Bem, não era só ela, e não era só com o Pedro. Mas deixei pra lá. Meu problema mesmo era com a morena, que estava sempre rondando o David.







– Poxa, Léo... Seu namorado é um Deus e faz tudo por você! Você devia dar mais importância pras coisas que ele gosta também. – Tadeu falou consternado.
– Tatá, sério! – Eu respondi convicta. – Esse tipo de observação pega mal...







– Credo! Desculpe, Léo... Não mais aqui quem falou, tá? – Disse afetado.
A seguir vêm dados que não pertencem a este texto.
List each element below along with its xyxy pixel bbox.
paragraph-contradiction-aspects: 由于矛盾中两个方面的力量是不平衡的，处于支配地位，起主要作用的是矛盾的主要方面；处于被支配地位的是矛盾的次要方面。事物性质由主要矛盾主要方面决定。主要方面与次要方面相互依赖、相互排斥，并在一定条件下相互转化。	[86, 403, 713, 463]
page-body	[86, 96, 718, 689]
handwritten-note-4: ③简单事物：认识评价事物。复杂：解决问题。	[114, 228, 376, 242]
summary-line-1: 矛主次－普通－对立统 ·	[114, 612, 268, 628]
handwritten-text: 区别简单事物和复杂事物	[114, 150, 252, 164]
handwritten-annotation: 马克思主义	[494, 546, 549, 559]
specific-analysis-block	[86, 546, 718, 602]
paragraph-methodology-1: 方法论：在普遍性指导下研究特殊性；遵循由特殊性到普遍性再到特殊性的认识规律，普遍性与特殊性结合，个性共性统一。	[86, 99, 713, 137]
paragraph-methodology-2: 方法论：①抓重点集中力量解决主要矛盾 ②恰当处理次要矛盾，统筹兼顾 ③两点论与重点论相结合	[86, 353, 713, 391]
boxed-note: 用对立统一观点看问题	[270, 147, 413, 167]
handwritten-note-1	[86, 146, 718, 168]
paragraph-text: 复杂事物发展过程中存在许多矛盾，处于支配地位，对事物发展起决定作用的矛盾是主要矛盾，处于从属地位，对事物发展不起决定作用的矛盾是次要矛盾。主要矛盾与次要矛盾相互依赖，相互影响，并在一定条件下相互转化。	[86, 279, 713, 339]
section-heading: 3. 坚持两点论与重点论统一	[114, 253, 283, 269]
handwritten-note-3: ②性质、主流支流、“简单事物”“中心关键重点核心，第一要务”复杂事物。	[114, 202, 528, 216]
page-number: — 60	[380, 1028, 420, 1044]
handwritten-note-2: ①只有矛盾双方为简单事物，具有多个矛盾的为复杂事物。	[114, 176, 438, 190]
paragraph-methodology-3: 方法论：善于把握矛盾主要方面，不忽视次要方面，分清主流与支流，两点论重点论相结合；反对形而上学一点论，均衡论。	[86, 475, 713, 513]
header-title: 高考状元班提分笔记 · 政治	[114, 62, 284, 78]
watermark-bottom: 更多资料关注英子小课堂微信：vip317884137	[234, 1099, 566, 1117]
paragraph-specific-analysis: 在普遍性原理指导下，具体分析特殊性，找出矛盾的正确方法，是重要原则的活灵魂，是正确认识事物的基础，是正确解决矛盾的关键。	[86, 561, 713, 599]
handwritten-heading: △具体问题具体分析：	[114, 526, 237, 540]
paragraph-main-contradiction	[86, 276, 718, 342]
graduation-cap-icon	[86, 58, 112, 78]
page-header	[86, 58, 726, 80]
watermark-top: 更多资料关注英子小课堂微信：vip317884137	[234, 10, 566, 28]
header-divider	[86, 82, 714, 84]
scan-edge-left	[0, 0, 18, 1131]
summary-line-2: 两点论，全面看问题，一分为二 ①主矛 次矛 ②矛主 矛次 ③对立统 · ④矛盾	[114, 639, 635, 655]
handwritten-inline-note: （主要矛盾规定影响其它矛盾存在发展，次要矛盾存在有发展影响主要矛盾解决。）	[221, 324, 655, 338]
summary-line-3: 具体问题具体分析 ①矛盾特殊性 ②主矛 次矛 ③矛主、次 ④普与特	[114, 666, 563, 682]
Tatá ainda era virgem aos 19 anos. Isso não é muito normal. No fundo acho que ele ainda não tinha decidido qual a sua preferência.







Quando o jogo terminou eu fiz uma careta e enfrentei o sol, para encontrar meu namorado no gramado.
– Você foi perfeito, como sempre, David!
– Nós perdemos de dois a zero, Léo!

Oops!







– Ah, então a culpa é do Neto! Ele que é o goleiro!
David bufou:
– Você não entende nada de futebol, né, minha loira?







– Ei! Não coloque a culpa no meu namorado, não! – Reclamou Nicole em tom de brincadeira... – Gente, foi só um amistoso, não é o fim do mundo!

Mas para David parecia.







Pedro passou por nós, mas não parou. Por um momento quase não resisti à tentação de olhar para a expressão de Augusta. Mas fiquei com medo de rir, então procurei saber mirar para onde estava se dirigindo.






Primeiro identifiquei o Zeca, de braços abertos para receber o amigo num abraço consolador. Atrás dele, sua irmã, Penélope, ou Pêpa, como Pedro sempre a chamou. Eu a encarei. Ela me encarou de volta. Agora tinha certeza de seu segredo.